Anyone with a nose for a bargain should soon sniff
this one out. Here we have two complete opera DVDs each in the covers
in which they were originally marketed and put into one box. Pity those
who have bought them separately already because there are internet sites
now selling the double pack at about the same price that other sites
are still advertising each single DVD. The fact that as I write Amazon
is out of stock suggests it is doing well.
These two performances date from the later 1980s. Of
the two, the San Francisco, Pavarotti/Freni La Bohème
is the finer. The La Scala Butterfly under Maazel,
aiming at a form of authenticity by fielding a Japanese cast in
the two lead female roles as well as having Japanese in charge
of sets, costumes and direction, has not received the
same degree of acclaim. Cynics might believe Arthaus
to be using the double-pack ploy to shift copies of the Milan DVD on
the back of the San Francisco production with its Pavarotti brand name.

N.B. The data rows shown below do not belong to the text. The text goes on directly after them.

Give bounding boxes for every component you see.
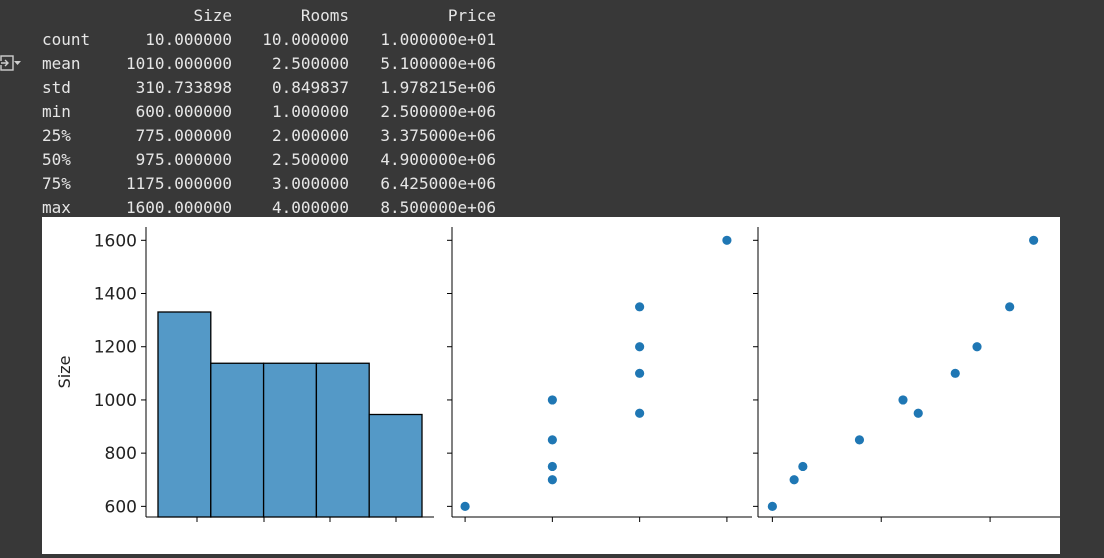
histogram-bar <box>315 362 370 518</box>
table-cell: 310.733898 <box>135 78 232 97</box>
scatter-point <box>546 461 558 472</box>
y-tick-label: 1600 <box>94 231 137 251</box>
table-row-label: mean <box>42 54 81 73</box>
table-row-q25: 25% 775.000000 2.000000 3.375000e+06 <box>42 124 496 148</box>
scatter-point <box>854 434 865 446</box>
table-cell: 4.000000 <box>271 198 349 217</box>
table-row-label: 50% <box>42 150 71 169</box>
table-header-index <box>42 4 102 28</box>
table-row-label: std <box>42 78 71 97</box>
panel-size-histogram <box>146 311 434 522</box>
table-header-rooms: Rooms <box>300 6 349 25</box>
histogram-bar <box>368 413 423 518</box>
table-cell: 2.500000 <box>271 54 349 73</box>
scatter-point <box>912 407 924 419</box>
scatter-point <box>1004 301 1016 313</box>
y-tick-label: 600 <box>105 497 137 517</box>
scatter-point <box>788 474 800 486</box>
table-row-q75: 75% 1175.000000 3.000000 6.425000e+06 <box>42 172 496 196</box>
describe-output-table: Size Rooms Price count 10.000000 10.000000… <box>42 4 496 220</box>
table-row-min: min 600.000000 1.000000 2.500000e+06 <box>42 100 496 124</box>
table-cell: 975.000000 <box>135 150 232 169</box>
table-row-std: std 310.733898 0.849837 1.978215e+06 <box>42 76 496 100</box>
scatter-point <box>546 394 558 406</box>
pairplot-figure: 600 800 1000 1200 1400 1600 Size <box>42 217 1060 554</box>
histogram-bar <box>210 362 265 518</box>
table-header-row: Size Rooms Price <box>42 4 496 28</box>
table-cell: 1175.000000 <box>126 174 232 193</box>
table-cell: 775.000000 <box>135 126 232 145</box>
table-cell: 1.000000 <box>271 102 349 121</box>
table-cell: 10.000000 <box>145 30 232 49</box>
scatter-point <box>1028 234 1040 246</box>
y-axis-size: 600 800 1000 1200 1400 1600 Size <box>55 227 147 517</box>
table-cell: 6.425000e+06 <box>380 174 496 193</box>
table-row-label: count <box>42 30 91 49</box>
scatter-point <box>797 461 809 472</box>
table-row-label: min <box>42 102 71 121</box>
histogram-bar <box>262 362 318 518</box>
y-tick-label: 1000 <box>94 391 137 411</box>
panel-size-vs-rooms <box>447 227 752 522</box>
table-cell: 5.100000e+06 <box>380 54 496 73</box>
scatter-point <box>546 474 558 486</box>
scatter-point <box>971 341 983 353</box>
pairplot-svg: 600 800 1000 1200 1400 1600 Size <box>55 227 1060 522</box>
scatter-point <box>546 434 558 446</box>
table-row-label: 25% <box>42 126 71 145</box>
table-row-mean: mean 1010.000000 2.500000 5.100000e+06 <box>42 52 496 76</box>
table-cell: 1600.000000 <box>126 198 232 217</box>
scatter-point <box>634 367 646 379</box>
table-row-count: count 10.000000 10.000000 1.000000e+01 <box>42 28 496 52</box>
scatter-point <box>897 394 909 406</box>
table-cell: 2.500000e+06 <box>380 102 496 121</box>
panel-size-vs-price <box>753 227 1060 522</box>
table-cell: 10.000000 <box>262 30 349 49</box>
table-cell: 3.375000e+06 <box>380 126 496 145</box>
table-cell: 8.500000e+06 <box>380 198 496 217</box>
table-row-q50: 50% 975.000000 2.500000 4.900000e+06 <box>42 148 496 172</box>
table-cell: 1010.000000 <box>126 54 232 73</box>
scatter-point <box>949 367 961 379</box>
table-cell: 0.849837 <box>271 78 349 97</box>
table-cell: 600.000000 <box>135 102 232 121</box>
scatter-point <box>634 407 646 419</box>
table-row-max: max 1600.000000 4.000000 8.500000e+06 <box>42 196 496 220</box>
y-tick-label: 800 <box>105 444 137 464</box>
output-collapse-icon[interactable] <box>0 52 22 74</box>
y-tick-label: 1200 <box>94 338 137 358</box>
table-cell: 2.500000 <box>271 150 349 169</box>
table-cell: 1.000000e+01 <box>380 30 496 49</box>
y-tick-label: 1400 <box>94 285 137 305</box>
table-row-label: max <box>42 198 71 217</box>
scatter-point <box>766 500 778 512</box>
scatter-point <box>459 500 471 512</box>
scatter-point <box>634 341 646 353</box>
table-header-size: Size <box>193 6 232 25</box>
histogram-bar <box>157 311 212 518</box>
scatter-point <box>634 301 646 313</box>
table-header-price: Price <box>447 6 496 25</box>
table-cell: 4.900000e+06 <box>380 150 496 169</box>
table-cell: 2.000000 <box>271 126 349 145</box>
table-cell: 1.978215e+06 <box>380 78 496 97</box>
table-cell: 3.000000 <box>271 174 349 193</box>
table-row-label: 75% <box>42 174 71 193</box>
scatter-point <box>721 234 733 246</box>
y-axis-label: Size <box>55 356 74 389</box>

Whatever the case, the consumer wins.
How much you like the Butterfly is a matter
of taste rather than quality. All round it is a very fine production
but those who like their Cio-Cio San portrayed with meekness and sentimentality
will not find that in Yasuko Hayashi’s rendering. Her interpretation
is matched up to a point, with the kind of extrovert conducting that
you might expect from Lorin Maazel. This seems to me to be quite legitimate
but there are bound to be those who would prefer, for example, Mirella
Freni both interpretatively and vocally. However, all the cast sing
well and Peter Dvorsky is a magnetic Pinkerton. For me, the performance
particularly scores on the sets and production. There are some scrumptious
colours and I particularly loved the display of a series of pastel shades.

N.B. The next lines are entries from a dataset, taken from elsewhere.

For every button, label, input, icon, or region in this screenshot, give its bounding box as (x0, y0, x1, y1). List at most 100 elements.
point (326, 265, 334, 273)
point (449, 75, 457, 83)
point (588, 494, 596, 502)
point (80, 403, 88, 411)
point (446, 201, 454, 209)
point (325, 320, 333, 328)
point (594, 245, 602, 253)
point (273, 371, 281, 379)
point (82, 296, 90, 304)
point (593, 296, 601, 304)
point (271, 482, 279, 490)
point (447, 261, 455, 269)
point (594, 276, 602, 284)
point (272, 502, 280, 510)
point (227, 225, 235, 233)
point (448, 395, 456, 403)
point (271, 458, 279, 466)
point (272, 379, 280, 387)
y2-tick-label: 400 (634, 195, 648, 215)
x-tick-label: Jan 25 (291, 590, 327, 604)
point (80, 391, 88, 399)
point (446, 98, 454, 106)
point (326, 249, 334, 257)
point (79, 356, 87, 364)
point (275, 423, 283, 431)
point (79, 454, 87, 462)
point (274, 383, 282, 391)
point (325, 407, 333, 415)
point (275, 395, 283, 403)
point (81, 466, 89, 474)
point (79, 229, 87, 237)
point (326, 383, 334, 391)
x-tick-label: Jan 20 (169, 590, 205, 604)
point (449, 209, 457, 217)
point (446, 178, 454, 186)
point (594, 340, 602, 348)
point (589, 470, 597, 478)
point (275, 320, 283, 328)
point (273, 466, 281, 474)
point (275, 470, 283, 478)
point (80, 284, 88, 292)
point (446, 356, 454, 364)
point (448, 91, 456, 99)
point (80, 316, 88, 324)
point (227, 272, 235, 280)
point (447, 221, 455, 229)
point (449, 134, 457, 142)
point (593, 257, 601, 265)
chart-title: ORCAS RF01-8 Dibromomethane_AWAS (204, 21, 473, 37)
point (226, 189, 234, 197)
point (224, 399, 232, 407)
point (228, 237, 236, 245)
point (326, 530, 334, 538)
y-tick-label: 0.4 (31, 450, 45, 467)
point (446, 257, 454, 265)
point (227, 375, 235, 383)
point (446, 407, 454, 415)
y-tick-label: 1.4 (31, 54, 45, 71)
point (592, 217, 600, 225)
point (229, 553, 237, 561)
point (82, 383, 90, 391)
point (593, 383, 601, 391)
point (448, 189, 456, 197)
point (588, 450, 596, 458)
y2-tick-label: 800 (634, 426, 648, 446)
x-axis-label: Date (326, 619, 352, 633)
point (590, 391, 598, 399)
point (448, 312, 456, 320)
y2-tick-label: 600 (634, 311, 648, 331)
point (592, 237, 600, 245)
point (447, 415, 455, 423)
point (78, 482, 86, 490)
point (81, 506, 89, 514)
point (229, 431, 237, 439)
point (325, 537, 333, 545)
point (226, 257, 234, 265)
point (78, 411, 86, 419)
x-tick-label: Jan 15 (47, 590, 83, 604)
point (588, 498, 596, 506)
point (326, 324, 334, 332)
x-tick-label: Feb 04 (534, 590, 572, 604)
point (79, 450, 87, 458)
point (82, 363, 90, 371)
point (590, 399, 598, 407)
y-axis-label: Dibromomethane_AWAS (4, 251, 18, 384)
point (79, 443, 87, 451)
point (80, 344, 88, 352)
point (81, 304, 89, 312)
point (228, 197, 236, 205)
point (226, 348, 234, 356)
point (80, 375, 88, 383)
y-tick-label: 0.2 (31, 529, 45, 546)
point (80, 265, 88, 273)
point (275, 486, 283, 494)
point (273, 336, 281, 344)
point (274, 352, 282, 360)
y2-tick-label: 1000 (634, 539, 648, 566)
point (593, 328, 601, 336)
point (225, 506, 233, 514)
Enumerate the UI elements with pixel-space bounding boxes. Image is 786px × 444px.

There is some very effective use of figure silhouetting, something that
can often be a gratuitous stage ploy but the Japanese team here clearly
know how to do it properly. The picture quality is good, better than
that in the Bohème production, as is the recorded sound.
As for La Bohème, even if the production
were not a fine all-rounder, it would still be worth having just for
the Pavarotti/ Freni Partnership. The two singers were already veteran
interpreters of the roles of Rodolfo and Mimi, both separately and together
(it was 26 years since Freni first wowed Rome with her Mimi) and are
vocally magnificent. There are those who think that Pavarotti’s Rodolfo
for Karajan on Decca was the finest role he ever recorded. But on the
DVD we can see that Rodolfo’s role must have meant something special
to him because he makes a well above average effort with his acting.

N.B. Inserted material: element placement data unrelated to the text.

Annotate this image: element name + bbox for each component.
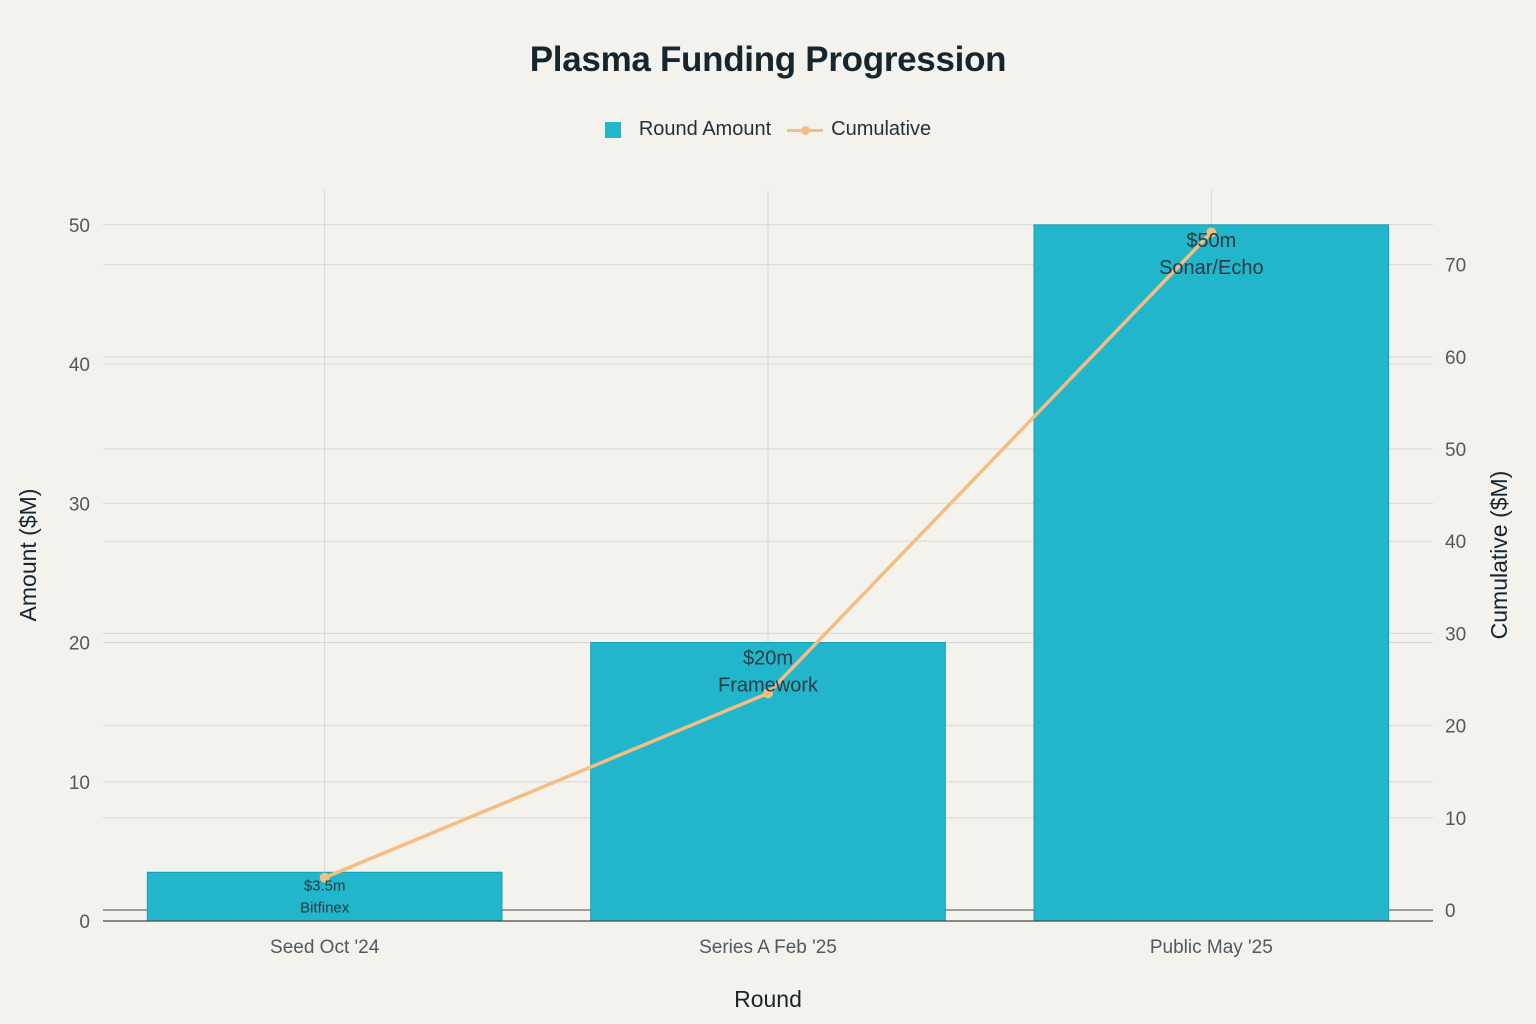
bar-round-amount [1033,224,1390,922]
bar-label-amount: $3.5m [304,877,346,894]
x-axis-title: Round [734,986,802,1012]
y2-tick-label: 30 [1445,624,1466,645]
y-tick-label: 0 [79,912,90,933]
legend-label-round-amount: Round Amount [638,118,772,140]
y-tick-label: 40 [69,355,90,376]
legend-line-swatch [787,124,824,136]
bar-label-investor: Framework [718,675,819,697]
label-layer: $3.5m Bitfinex $20m Framework $50m Sonar/Echo [300,230,1264,916]
y2-tick-label: 10 [1445,809,1466,830]
legend-item-round-amount[interactable]: Round Amount [604,118,772,141]
y2-tick-label: 50 [1445,440,1466,461]
legend-item-cumulative[interactable]: Cumulative [787,118,931,141]
point-cumulative [763,688,773,699]
axis-layer: 0 10 20 30 40 50 0 10 20 30 40 50 60 70 Seed Oct '24 Se… [69,216,1466,958]
x-tick-label: Public May '25 [1150,937,1273,958]
line-layer [319,227,1217,883]
bar-label-amount: $20m [743,648,793,670]
y2-tick-label: 0 [1445,901,1456,922]
chart-legend: Round Amount Cumulative [0,118,1536,141]
y2-tick-label: 40 [1445,532,1466,553]
bar-label-amount: $50m [1186,230,1236,252]
y2-axis-title: Cumulative ($M) [1486,471,1512,640]
point-cumulative [1206,227,1217,238]
bar-label-investor: Bitfinex [300,899,350,916]
y-tick-label: 50 [69,216,90,237]
chart-title: Plasma Funding Progression [529,40,1007,79]
point-cumulative [319,872,330,883]
y-tick-label: 10 [69,773,90,794]
y-tick-label: 20 [69,634,90,655]
legend-label-cumulative: Cumulative [831,118,932,140]
y2-tick-label: 20 [1445,717,1466,738]
y-tick-label: 30 [69,494,90,515]
y2-tick-label: 60 [1445,348,1466,369]
x-tick-label: Series A Feb '25 [699,937,837,958]
y2-tick-label: 70 [1445,256,1466,277]
legend-bar-swatch [604,121,621,138]
y-axis-title: Amount ($M) [15,489,41,622]
x-tick-label: Seed Oct '24 [270,937,380,958]
bar-label-investor: Sonar/Echo [1159,257,1264,279]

This is not your stand and deliver Pavarotti but someone who can approach
Mirella Freni in his power to move the audience. With the two of them
combining committed interpretative powers with supreme vocal excellence,
I defy anyone not to have their spines well and truly tingled, especially
throughout their sustained double act in the last quarter of an hour
of Act One.
The rest of the cast act and sing well, Sandra Pacetti
making a particularly extrovert and voluptuous Musetta. Sets and costumes
are splendid and very much in the verismo spirit. Act Two provides one
of the most effective street scenes I have seen on stage. Even the snow
in Act Three looks pretty authentic and Freni’s Mimi really does look
Both DVDs have booklets with decent articles (although
La Bohème does not include a synopsis and all its 30 cues
are one out of sync throughout).
So if you do not own videos/DVDs of these two operas
you really cannot go wrong with a bargain like this. If you entertain
doubts about the Madama Butterfly and would prefer to see and
hear Mirella Freni in the eponymous role as well as Mimi in La Bohème,
then you could splash out on the Decca DVD of her 1974 performance with
Karajan. You would still get three DVDs for the price of two!